SRINIVAS PALGHAT VISWANATH
Design and Development of a Social Media AggregatorWhen & Where:
2001B Eaton Hall
Committee Members:
Fengjun Li, ChairVictor Frost
Prasad Kulkarni
Abstract
There are so many social network aggregators available in the market, e.g.SocialNetwork.in, FriedFeed, Pluggio, Postano, Hootsuite etc. A social network aggregator is a one-stop shop which provides a single point of entry to manage operations of multiple social network accounts and keep track of social media streams. Once a user establishes the sites credentials onto the aggregator, it pulls static data like user profile information, dynamic data like news feed and user posts.

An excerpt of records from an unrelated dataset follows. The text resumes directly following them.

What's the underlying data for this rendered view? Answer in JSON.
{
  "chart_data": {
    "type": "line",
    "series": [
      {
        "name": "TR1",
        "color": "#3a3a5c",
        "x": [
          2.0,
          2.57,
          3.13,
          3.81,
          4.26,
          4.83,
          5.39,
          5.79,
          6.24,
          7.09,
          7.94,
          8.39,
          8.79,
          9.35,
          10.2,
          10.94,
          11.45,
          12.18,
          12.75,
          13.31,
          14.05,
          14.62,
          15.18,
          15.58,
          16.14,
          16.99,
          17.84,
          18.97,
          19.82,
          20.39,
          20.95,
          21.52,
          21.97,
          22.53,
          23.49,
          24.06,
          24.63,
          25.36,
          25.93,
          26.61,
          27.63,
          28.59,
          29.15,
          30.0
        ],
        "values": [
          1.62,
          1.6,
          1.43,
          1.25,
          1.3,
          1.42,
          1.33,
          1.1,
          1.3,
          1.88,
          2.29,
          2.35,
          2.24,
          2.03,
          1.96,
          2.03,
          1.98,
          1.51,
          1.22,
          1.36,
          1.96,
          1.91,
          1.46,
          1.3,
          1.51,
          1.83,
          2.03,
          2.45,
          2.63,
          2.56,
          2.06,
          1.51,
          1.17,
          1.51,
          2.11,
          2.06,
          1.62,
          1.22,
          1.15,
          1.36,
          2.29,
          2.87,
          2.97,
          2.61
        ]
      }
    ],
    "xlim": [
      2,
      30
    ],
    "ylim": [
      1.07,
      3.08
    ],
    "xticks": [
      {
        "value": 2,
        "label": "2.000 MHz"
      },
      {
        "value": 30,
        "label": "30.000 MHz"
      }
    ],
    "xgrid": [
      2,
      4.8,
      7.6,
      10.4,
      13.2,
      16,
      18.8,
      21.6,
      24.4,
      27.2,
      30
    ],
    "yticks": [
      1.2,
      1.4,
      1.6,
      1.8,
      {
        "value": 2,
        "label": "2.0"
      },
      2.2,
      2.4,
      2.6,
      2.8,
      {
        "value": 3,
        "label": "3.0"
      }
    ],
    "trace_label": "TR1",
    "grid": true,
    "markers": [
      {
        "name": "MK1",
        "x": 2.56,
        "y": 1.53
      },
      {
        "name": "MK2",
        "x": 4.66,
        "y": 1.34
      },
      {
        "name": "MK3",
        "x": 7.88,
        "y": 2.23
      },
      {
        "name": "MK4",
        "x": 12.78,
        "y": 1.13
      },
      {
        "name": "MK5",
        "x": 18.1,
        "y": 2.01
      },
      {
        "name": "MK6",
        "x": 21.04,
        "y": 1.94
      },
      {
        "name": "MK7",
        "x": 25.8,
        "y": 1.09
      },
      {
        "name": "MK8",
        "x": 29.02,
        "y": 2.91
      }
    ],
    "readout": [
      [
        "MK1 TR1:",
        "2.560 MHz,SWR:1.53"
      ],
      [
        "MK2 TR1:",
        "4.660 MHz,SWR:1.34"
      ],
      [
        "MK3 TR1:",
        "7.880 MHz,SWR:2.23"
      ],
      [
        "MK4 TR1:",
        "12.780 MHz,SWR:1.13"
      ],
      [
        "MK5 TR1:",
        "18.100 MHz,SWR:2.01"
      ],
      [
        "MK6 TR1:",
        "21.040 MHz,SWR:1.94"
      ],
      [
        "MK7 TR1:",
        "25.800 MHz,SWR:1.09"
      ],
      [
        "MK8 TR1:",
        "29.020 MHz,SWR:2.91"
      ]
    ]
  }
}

This project aims to design a unified interface of static and dynamic data from facebook, foursquare and twitter for a particular user. Unlike other social aggregators that display dynamic social media stream data in different tabs, each corresponding to a social networking site, we merge dynamic data like timeline from facebook and sent tweets from twitter together and display them on a single stream sorted according to the posting date. Similarly, news feed from facebook and twitter home are merged together and can be seen on a single stream. To simplify cross-social-network management, we support unified operations such as Posting. New posts/tweets can be easily posted at the same time on both the sites through this application. User can further specify the access privileges (i.e., seen by public, friends, friends of friends or only me) of the posts on Facebook, for dynamic privacy protection.
Least but not last, this aggregator supports integration of user profiles from the three social networks. An edit distance based similarity score is calculated to determine the likelihood of profiles from three social networks belong to a same friend. For those with a perfect score, the matched profiles are combined and displayed in an additional dialog.